Studies that focus on population-level variation in fingerprint minutiae such as this one tend to define the populations under study in different ways. Categories such as “race” and “ethnicity” are used in some studies, while “population” and “ancestry” are used in others [6]. The long history of anthropological research in dermatoglyphics, discussed above, should alert us to some of the methodological issues that are involved in conceptualizing population-level variation in these ways.

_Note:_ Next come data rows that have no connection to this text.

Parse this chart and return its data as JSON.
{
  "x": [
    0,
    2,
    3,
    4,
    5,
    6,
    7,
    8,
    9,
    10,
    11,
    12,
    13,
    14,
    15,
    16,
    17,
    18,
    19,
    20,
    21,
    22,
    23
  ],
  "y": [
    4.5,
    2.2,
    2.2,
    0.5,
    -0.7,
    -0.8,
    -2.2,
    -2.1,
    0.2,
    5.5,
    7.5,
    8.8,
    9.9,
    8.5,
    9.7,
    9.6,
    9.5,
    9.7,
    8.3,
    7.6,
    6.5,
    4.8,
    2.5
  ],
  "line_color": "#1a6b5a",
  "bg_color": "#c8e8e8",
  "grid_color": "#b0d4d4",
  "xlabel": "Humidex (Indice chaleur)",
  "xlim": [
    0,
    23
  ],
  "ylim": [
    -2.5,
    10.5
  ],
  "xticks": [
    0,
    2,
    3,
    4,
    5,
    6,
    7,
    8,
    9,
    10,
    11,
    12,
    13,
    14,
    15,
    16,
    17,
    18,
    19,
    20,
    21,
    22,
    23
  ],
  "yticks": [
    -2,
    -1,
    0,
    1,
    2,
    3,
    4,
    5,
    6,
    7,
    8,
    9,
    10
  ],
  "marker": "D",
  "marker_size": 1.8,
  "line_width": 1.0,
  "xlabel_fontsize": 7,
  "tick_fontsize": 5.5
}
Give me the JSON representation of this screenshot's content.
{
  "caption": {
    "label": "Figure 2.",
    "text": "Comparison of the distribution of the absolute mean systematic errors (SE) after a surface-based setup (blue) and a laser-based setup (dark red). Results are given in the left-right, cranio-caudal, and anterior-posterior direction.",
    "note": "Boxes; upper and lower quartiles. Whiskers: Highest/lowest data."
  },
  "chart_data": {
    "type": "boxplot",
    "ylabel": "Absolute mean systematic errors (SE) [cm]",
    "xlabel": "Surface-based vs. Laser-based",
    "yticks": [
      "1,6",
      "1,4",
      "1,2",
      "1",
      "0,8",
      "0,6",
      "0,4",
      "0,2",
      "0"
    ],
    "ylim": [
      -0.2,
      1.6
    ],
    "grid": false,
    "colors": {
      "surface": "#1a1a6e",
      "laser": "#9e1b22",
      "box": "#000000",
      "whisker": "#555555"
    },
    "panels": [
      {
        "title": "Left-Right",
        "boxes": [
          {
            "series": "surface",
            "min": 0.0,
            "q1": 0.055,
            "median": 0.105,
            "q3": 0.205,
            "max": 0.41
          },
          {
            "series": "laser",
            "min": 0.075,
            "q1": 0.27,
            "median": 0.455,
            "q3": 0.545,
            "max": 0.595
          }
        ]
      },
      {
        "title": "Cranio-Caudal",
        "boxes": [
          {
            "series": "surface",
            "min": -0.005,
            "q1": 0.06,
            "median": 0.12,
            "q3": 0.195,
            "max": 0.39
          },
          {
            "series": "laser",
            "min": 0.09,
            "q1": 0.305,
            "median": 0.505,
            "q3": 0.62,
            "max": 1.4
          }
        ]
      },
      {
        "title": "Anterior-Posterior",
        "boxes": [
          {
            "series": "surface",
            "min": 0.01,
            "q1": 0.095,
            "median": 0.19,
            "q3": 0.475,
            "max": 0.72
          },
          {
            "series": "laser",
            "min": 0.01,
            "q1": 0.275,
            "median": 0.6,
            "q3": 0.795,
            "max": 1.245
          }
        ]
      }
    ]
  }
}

For example, categories such as “white” and “black” – to draw on those used in a recent study of fingerprint minutiae – are socially constructed: they derive from practices of categorization that are imposed by society as well as an individual’s “self-identification” [7]. As Troy Duster has noted, it is a mistake to “reify” such categories as biological facts: one can easily forget just how phenotypically arbitrary (and socially determined) the most common ethnic and racial categorizations are [8].

Sources

 

[1] Simon A. Cole. Suspect Identities: A History of Fingerprinting and Criminal Identification. Cambridge, MA: Harvard Univ. Press, 2002, 63-65, 121-127, 131-133. For more on the historical relationship between fingerprinting, race, and racism, see Simon A. Cole, S.A. “Twins, Twain, Galton, and Gilman: Fingerprinting, Individualization, Brotherhood, and Race in Pudd’nhead Wilson.” Configurations, 15, 3 (2007): 227-265.

 

[2] Daniel Asen. “‘Dermatoglyphics’ and Race after the Second World War: The View from East Asia.” In Global Transformations in the Life Sciences, 1945–1980, edited by Patrick Manning and Mat Savelli, 61-77. University of Pittsburgh Press, 2018.

 

[3] Osagie Obasogie, Playing the Gene Card? A Report on Race and Human Biotechnology (Oakland, CA: Center for Genetics and Society, 2009), 3. 

 

[4] Daniel Asen. “Fingerprints and Paternity Testing: A Study of Genetics and Probability in Pre-DNA Forensic Science.” Law, Probability and Risk 18, nos. 2-3 (2019): 194-195.

 

[5] Esperanza Gutiérrez, Virginia Galera, Jose Manuel Martínez, Concepción Alonso. “Biological variability of the minutiae in the fingerprints of a sample of the Spanish population.” Forensic Science International 172 (2007): 98-105, quote from p. 104.

 

[6] i.e. Expert Working Group on Human Factors in Latent Print Analysis. Latent Print Examination and Human Factors: Improving the Practice through a Systems Approach. U.S. Department of Commerce, National Institute of Standards and Technology, 2012, 57, 63; Nichole A. Fournier and Ann H. Ross. “Sex, Ancestral, and Pattern Type Variation of Fingerprint Minutiae: A Forensic Perspective on Anthropological Dermatoglyphics.” American Journal of Physical Anthropology 160, no. 4 (2016): 625-632.

 

[7] Fournier and Ross, “Sex, Ancestral, and Pattern Type Variation of Fingerprint Minutiae.” For a critical discussion of the implied use of “race” in this piece, see Simon A. Cole. “Individual and collective identification in contemporary forensics.” BioSocieties, Online First, published 17 December 2018 (2018): 1–26.

 

[8] Troy Duster. “Race and Reification in Science.” Science, New Series 307, no. 5712 (2005): 1050-1051.